Optimum burn-in time or breaking-in period.
Optimum warranty period and estimated warranty costs.
Optimum preventive replacement time for components in a repairable system.
Spare parts requirements and production rate, resulting in improved inventory control through correct prediction of spare parts requirements.
Better information about the types of failures experienced by parts and systems that aid design, research and development efforts to minimize these failures.
Establishment of which failures occur at what time in the life of a product and better preparation to cope with them.
Studies of the effects of age, mission duration and application and operation stress levels on reliability.
A basis for comparing two or more designs and choosing the best design from the reliability point of view.
Evaluation of the amount of redundancy present in the design.
Estimations of the required redundancy to achieve the specified reliability.
Guidance regarding corrective action decisions to minimize failures and reduce maintenance and repair times, which will eliminate overdesign as well as underdesign.
Help provide guidelines for quality control practices.
Optimization of the reliability goal that should be designed into products and systems for minimum total cost to own, operate and maintain for their lifetime.
The ability to conduct trade-off studies among parameters such as reliability, maintainability, availability, cost, weight, volume, operability, serviceability and safety to obtain the optimum design.
Reduction of warranty costs or, for the same cost, increase in the length and the coverage of warranty.
Establishment of guidelines for evaluating suppliers from the point of view of their product reliability.
Promotion of sales on the basis of reliability indexes and metrics through sales and marketing departments.
Increase of customer satisfaction and an increase of sales as a result of customer satisfaction.
Increase of profits or, for the same profit, provision of even more reliable products and systems.
Promotion of positive image and company reputation.

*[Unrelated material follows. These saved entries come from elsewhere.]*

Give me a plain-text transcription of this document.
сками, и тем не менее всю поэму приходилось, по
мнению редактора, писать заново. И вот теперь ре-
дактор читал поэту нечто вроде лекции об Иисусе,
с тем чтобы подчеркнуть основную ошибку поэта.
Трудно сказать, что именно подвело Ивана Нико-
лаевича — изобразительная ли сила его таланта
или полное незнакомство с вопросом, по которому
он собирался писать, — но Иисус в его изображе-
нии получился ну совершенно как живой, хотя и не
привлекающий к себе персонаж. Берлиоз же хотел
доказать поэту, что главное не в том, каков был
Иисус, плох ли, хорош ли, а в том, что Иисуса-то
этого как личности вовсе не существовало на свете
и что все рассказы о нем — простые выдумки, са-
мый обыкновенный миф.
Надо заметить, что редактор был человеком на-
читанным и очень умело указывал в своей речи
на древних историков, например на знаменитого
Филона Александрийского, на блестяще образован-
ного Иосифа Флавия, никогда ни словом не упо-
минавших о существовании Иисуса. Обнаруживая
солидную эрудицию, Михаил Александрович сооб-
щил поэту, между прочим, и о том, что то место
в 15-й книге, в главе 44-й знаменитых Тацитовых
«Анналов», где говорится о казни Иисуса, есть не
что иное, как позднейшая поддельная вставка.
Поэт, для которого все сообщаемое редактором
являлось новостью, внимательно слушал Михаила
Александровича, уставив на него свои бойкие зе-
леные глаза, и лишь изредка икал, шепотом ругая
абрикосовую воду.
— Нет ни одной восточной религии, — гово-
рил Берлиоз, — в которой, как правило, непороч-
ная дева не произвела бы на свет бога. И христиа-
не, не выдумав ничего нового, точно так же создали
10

Summary: Key Reasons for Implementing a Reliability Engineering Program

The typical manufacturer does not really know how satisfactorily its products are functioning. This is usually due to a lack of a reliability-wise viable failure reporting system. It is important to have a useful analysis, interpretation and feedback system in all company areas that deal with the product from its birth to its death.
If the manufacturer's products are functioning truly satisfactorily, it might be because they are unnecessarily over-designed, hence they are not designed optimally. Consequently, the products may be costing more than necessary and lowering profits.
Products are becoming more complex yearly, with the addition of more components and features to match competitors' products. This means that products with currently acceptable reliabilities need to be monitored constantly as the addition of features and components may degrade the product's overall reliability.
If the manufacturer does not design its products with reliability and quality in mind, SOMEONE ELSE WILL.

Reliability and Quality Control

Although the terms reliability and quality are often used interchangeably, there is a difference between these two disciplines. While reliability is concerned with the performance of a product over its entire lifetime, quality control is concerned with the performance of a product at one point in time, usually during the manufacturing process. As stated in the definition, reliability assures that components, equipment and systems function without failure for desired periods during their whole design life, from conception (birth) to junking (death). Quality control is a single, albeit vital, link in the total reliability process. Quality control assures conformance to specifications. This reduces manufacturing variance, which can degrade reliability. Quality control also checks that the incoming parts and components meet specifications, that products are inspected and tested correctly, and that the shipped products have a quality level equal to or greater than that specified. The specified quality level should be one that is acceptable to the users, the consumer and the public. No product can perform reliably without the inputs of quality control because quality parts and components are needed to go into the product so that its reliability is assured.